Friday, November 18, 2005

The Days of Thunder are no more

As any pre-pubescent amateur dinosaur enthusiast, I had my favourites...as you might expect the T-Rex topped that list, but I always had a soft spot for Brontosaurus, a mild mannered, 80-foot long herbivore from the Jurassic Period, that lived 150 million years ago. Now in my adulthood I find myself reacquainted with paleontology, but the one thing I cannot find is my Brontosaurus!

Not only is it extinct, but now they're saying it never even existed. They call it everything from a "major scientific blunder" to a "fraud"...total character assassination. Then, as is the trend in today's profit minded society, they gave it a facelift, merged it, slapped a new label on it and are now selling it off as an Apatosaurus!

Who's responsible for all this? Well, it all started with the original discoverer O.C.Marsh, who in his haste to discover as many dinosaur species as possible, started double-counting. A bulletproof plan, I wonder what went wrong? He failed to see that his 1877 discovery (Apatosaurus) was actually a juvenile Brontosaurus, which he discovered 2 years later and thought of it a different species. D'uh! I have but one piece of evidence to go on, the photo above, and I can clearly conclude that they are the same species. Regardless, the law of precedent prevailed and Apatosaurus (1877) stuck, while Brontosaurus (1879) was discarded.

Oh, and the facelift incident was also his fault. The Brontosaurus skeleton he initially assembled included bones from other dinosaur species, including the head. Once this was realized, the facial features of the dinosaur had to be redrawn, rendering it almost unrecognizable.
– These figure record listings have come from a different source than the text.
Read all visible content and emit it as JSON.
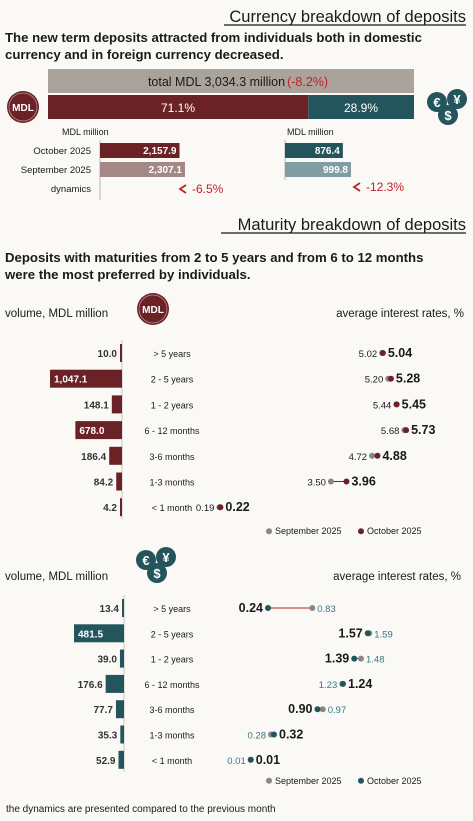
{
  "colors": {
    "mdl": "#6b2227",
    "mdl_light": "#a48886",
    "fx": "#24545c",
    "fx_light": "#7f9da2",
    "total_bar": "#aaa39b",
    "negative": "#c0202a",
    "sep_dot": "#8a8680",
    "oct_mdl": "#6b2227",
    "oct_fx": "#24545c"
  },
  "header": {
    "title": "Currency breakdown of deposits",
    "subtitle_line1": "The new term deposits attracted from individuals both in domestic",
    "subtitle_line2": "currency and in foreign currency decreased."
  },
  "currency": {
    "total_label": "total MDL 3,034.3 million",
    "total_change": "(-8.2%)",
    "mdl_badge": "MDL",
    "mdl_share": "71.1%",
    "fx_share": "28.9%",
    "mdl_icon": "mdl-coin-icon",
    "fx_icon": "currency-coins-icon",
    "unit_left": "MDL million",
    "unit_right": "MDL million",
    "row_labels": [
      "October 2025",
      "September 2025",
      "dynamics"
    ],
    "mdl_values": [
      "2,157.9",
      "2,307.1"
    ],
    "mdl_dynamics": "-6.5%",
    "fx_values": [
      "876.4",
      "999.8"
    ],
    "fx_dynamics": "-12.3%"
  },
  "maturity": {
    "title": "Maturity breakdown of deposits",
    "subtitle_line1": "Deposits with maturities from 2 to 5 years and from 6 to 12 months",
    "subtitle_line2": "were the most preferred by individuals.",
    "footnote": "the dynamics are presented compared to the previous month"
  },
  "chart_data": [
    {
      "type": "bar",
      "currency": "MDL",
      "volume_label": "volume, MDL million",
      "rates_label": "average interest rates, %",
      "categories": [
        "> 5 years",
        "2 - 5 years",
        "1 - 2 years",
        "6 - 12 months",
        "3-6 months",
        "1-3 months",
        "< 1 month"
      ],
      "volume_text": [
        "10.0",
        "1,047.1",
        "148.1",
        "678.0",
        "186.4",
        "84.2",
        "4.2"
      ],
      "volume": [
        10.0,
        1047.1,
        148.1,
        678.0,
        186.4,
        84.2,
        4.2
      ],
      "rates_september": [
        5.02,
        5.2,
        5.44,
        5.68,
        4.72,
        3.5,
        0.19
      ],
      "rates_october": [
        5.04,
        5.28,
        5.45,
        5.73,
        4.88,
        3.96,
        0.22
      ],
      "rates_september_text": [
        "5.02",
        "5.20",
        "5.44",
        "5.68",
        "4.72",
        "3.50",
        "0.19"
      ],
      "rates_october_text": [
        "5.04",
        "5.28",
        "5.45",
        "5.73",
        "4.88",
        "3.96",
        "0.22"
      ],
      "legend": [
        "September 2025",
        "October 2025"
      ]
    },
    {
      "type": "bar",
      "currency": "foreign",
      "volume_label": "volume, MDL million",
      "rates_label": "average interest rates, %",
      "categories": [
        "> 5 years",
        "2 - 5 years",
        "1 - 2 years",
        "6 - 12 months",
        "3-6 months",
        "1-3 months",
        "< 1 month"
      ],
      "volume_text": [
        "13.4",
        "481.5",
        "39.0",
        "176.6",
        "77.7",
        "35.3",
        "52.9"
      ],
      "volume": [
        13.4,
        481.5,
        39.0,
        176.6,
        77.7,
        35.3,
        52.9
      ],
      "rates_september": [
        0.83,
        1.59,
        1.48,
        1.23,
        0.97,
        0.28,
        0.01
      ],
      "rates_october": [
        0.24,
        1.57,
        1.39,
        1.24,
        0.9,
        0.32,
        0.01
      ],
      "rates_september_text": [
        "0.83",
        "1.59",
        "1.48",
        "1.23",
        "0.97",
        "0.28",
        "0.01"
      ],
      "rates_october_text": [
        "0.24",
        "1.57",
        "1.39",
        "1.24",
        "0.90",
        "0.32",
        "0.01"
      ],
      "legend": [
        "September 2025",
        "October 2025"
      ]
    }
  ]
}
Brontosaurus, my centennial brother, they took your legacy and proud name, Thundering Lizard, and tried to diminish it. Well my friend, 'tis better to simply not exist than to be Apatheticsaurus, or whatever. You will always be Brontosaurus to me!

CREDENTIALS:

Although this case is close to my heart, I write not without considerable authority on the subject matter of dinosaurs. I am the author of such works as, Dinosaurs- Grade 5 Project (1990) and co-author of The Ultimate Dinosaur Adventure (2004). In addition, I participated in several self-guided tours of the dinosaur exhibits at the Royal Ontario Museum, and was expedition leader of a backyard dinosaur excavation in 2004. My greatest claim to fame however takes me back to grade 9, and a simple bet. I proposed to a dozen gullible peers that a Grizzly bear would likely win a fight with a Velociraptor*. Having seen Jurassic Park, to a man, they all disagreed with me. I would laugh last however, as by the end of the 90's, the velociraptor was re-cast as a much smaller, feathered creature...more a bird than a dinosaur. Still vicious and cunning, but much too small to do any damage to a grizzly. My peers also failed to take into account that velociraptors hunt in packs, while a grizzly is a seasoned solo fighter.

*This came about due to the NBA's recent expansion into Canada. Toronto got the Raptors, and Vancouver got the Grizzlies. Although a raptor fan, I realized that the image on the raptor logo was misleading. Oddly enough, the Vancouver Grizzlies went extinct, while the Toronto Raptors live on...but for how long?

1 Comments:

Blogger ds said...

Well, science made the mistake of the identification of the velociraptor and it's far too late to take it out of the collective conscience of the human race. Jurassic Park, the NBA are entities that are too powerful to be corrected by a system that seems to be very unreliable.
Are the Toronto Raptors going to be renamed? Are the Jurassic films going to be redubbed? A billion people already have an idea of what a velociraptor is. They can rewrite the palentological texts. That is if science was smart enough.